Il y a mensonge, dissimulation et complicité avec des intérêts
criminels quand la coalition anglo-américaine protège les entreprises
qui fabriquent et vendent les armes prohibées et quand on ne remet pas
aux inspecteurs la documentation qui décrit par le menu l'odieux
trafic de ces fripouilles en complet veston.

Il y a trafic d'influence et assaut délibéré contre la démocratie
quand on achète un gouvernement et qu'on le contraint à agir à
l'encontre de la volonté populaire. Cela se vérifie d'abord en
Angleterre, en Italie et en Espagne, avant de se généraliser. On
commet un crime contre la démocratie et on creuse délibérément un
fossé entre les élus et les citoyens quand on extorque du gouvernement
turc une prise de position rejetée par 90 pour cent de l'électorat,
quand on provoque une fracture entre les populations arabes et leurs
gouvernants, quand on espionne les communications de gouvernements
souverains.

On s'abime dans les crimes les plus méprisables qui soient quand on
pratique la torture tout en la niant et quand, pour la promouvoir, on
la banalise à coups de sophismes nauséabonds. Tous ne manifestent pas
à propos de la torture l'enthousiasme barbare d'un Pat Buchanan, mais
on pactise avec l'enfer quand on commence à distinguer les tortures «
légères » des méthodes plus brutales et quand on s'en remet aux
tribunaux militaires du soin de punir ce qui dépasserait l'indécence
des interrogatoires déjà perçus comme nécessaires.

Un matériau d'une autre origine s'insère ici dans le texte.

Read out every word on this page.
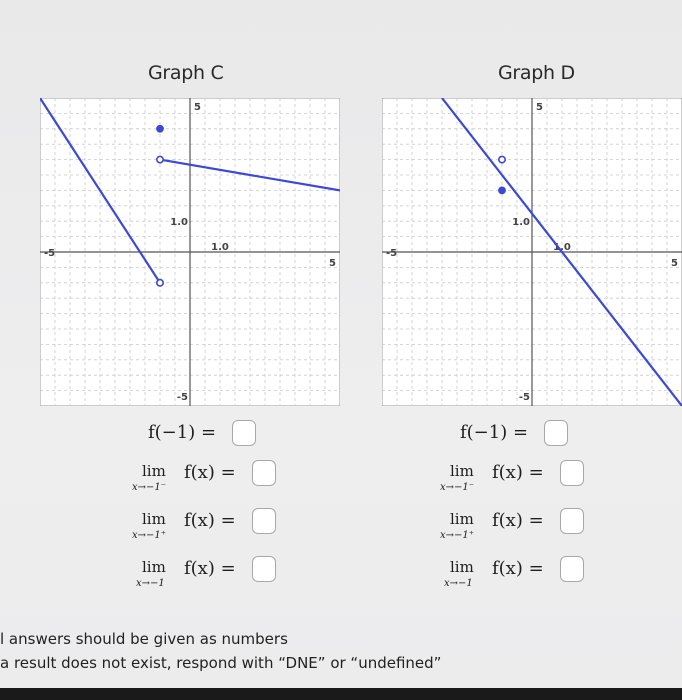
Graph C
5
1.0
1.0
-5
5
-5
Graph D
5
1.0
1.0
-5
5
-5
f(−1) =
lim
x→−1⁻
f(x) =
lim
x→−1⁺
f(x) =
lim
x→−1
f(x) =
f(−1) =
lim
x→−1⁻
f(x) =
lim
x→−1⁺
f(x) =
lim
x→−1
f(x) =
l answers should be given as numbers
a result does not exist, respond with “DNE” or “undefined”
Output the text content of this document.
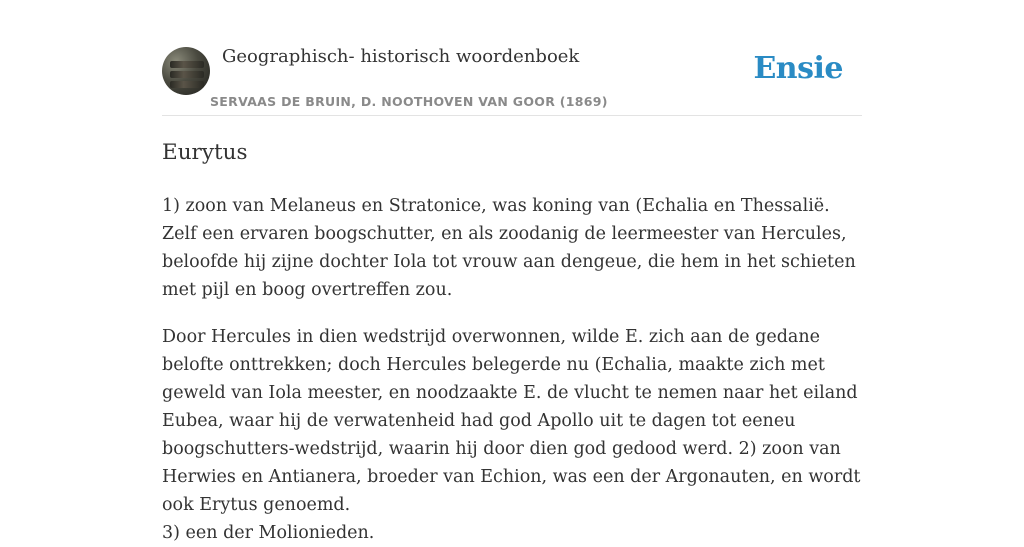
Geographisch- historisch woordenboek
SERVAAS DE BRUIN, D. NOOTHOVEN VAN GOOR (1869)
Ensie
Eurytus

1) zoon van Melaneus en Stratonice, was koning van (Echalia en Thessalië. Zelf een ervaren boogschutter, en als zoodanig de leermeester van Hercules, beloofde hij zijne dochter Iola tot vrouw aan dengeue, die hem in het schieten met pijl en boog overtreffen zou.

Door Hercules in dien wedstrijd overwonnen, wilde E. zich aan de gedane belofte onttrekken; doch Hercules belegerde nu (Echalia, maakte zich met geweld van Iola meester, en noodzaakte E. de vlucht te nemen naar het eiland Eubea, waar hij de verwatenheid had god Apollo uit te dagen tot eeneu boogschutters-wedstrijd, waarin hij door dien god gedood werd. 2) zoon van Herwies en Antianera, broeder van Echion, was een der Argonauten, en wordt ook Erytus genoemd.

3) een der Molionieden.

On ajoute l'hypocrisie à la cruauté quand, à des fins de torture, on
déporte des prisonniers vers des pays connus pour fouailler les
consciences avec des électrodes et des cisailles. La torture n'aura
jamais de légitimité et la meilleure preuve en est qu'elle n'ose pas
dire son nom et s'afficher sous son vrai visage. Le torture est une
atteinte à l'âme autant qu'au corps. Elle plonge la victime dans un
enfer éternel de cauchemars et de honte injustifiée. Elle ronge comme
une lèpre l'âme des bourreaux et les rend eux aussi, à jamais,
étrangers à l'humanité. Justifier la torture au nom des crimes qu'elle
permet d'éviter, c'est commettre un crime certain pour désamorcer ceux
qu'on redoute. Pareil sophisme ne surgit que dans des cerveaux déments
et des âmes désertées par l'humanité.

Il y a racisme quand on assaille de tous les soupçons et de toutes les
brimades des humains dont le seul tort est d'être né là plutôt qu'ici
et d'être issu d'une culture plutôt que d'une autre. Les États-Unis
vont à l'encontre de leur propre histoire quand ils suspendent leur
politique traditionnelle du creuset (melting pot) et limitent les
droits de certains groupes ethniques ou religieux. Ce n'est plus vrai
qu'en Amérique tout immigrant peut espérer devenir président. Il y a
racisme quand une nation proclame sa supériorité et s'arroge le droit
de placer ses intérêts mercantiles au-dessus du droit des autres
peuples à l'autonomie. Il y a racisme quand on revendique pour Israël
le droit d'exister dans des frontières sûres et qu'on masse des
centaines de milliers de soldats aux frontières de l'Irak.
Il y a racisme quand on évalue en millions de dollars la vie d'un
Américain et à quelques dollars la vie d'un civil afghan tué pendant
une noce.
Il y a racisme quand on soumet les ressortissants étrangers aux
tribunaux internationaux et qu'on soustrait les citoyens américains à
leur compétence. Il y a racisme quand, au nom d'un intérêt national
mal compris, on sape délibérément les bases d'un ordre mondial qui
tente de substituer la discussion à la guerre.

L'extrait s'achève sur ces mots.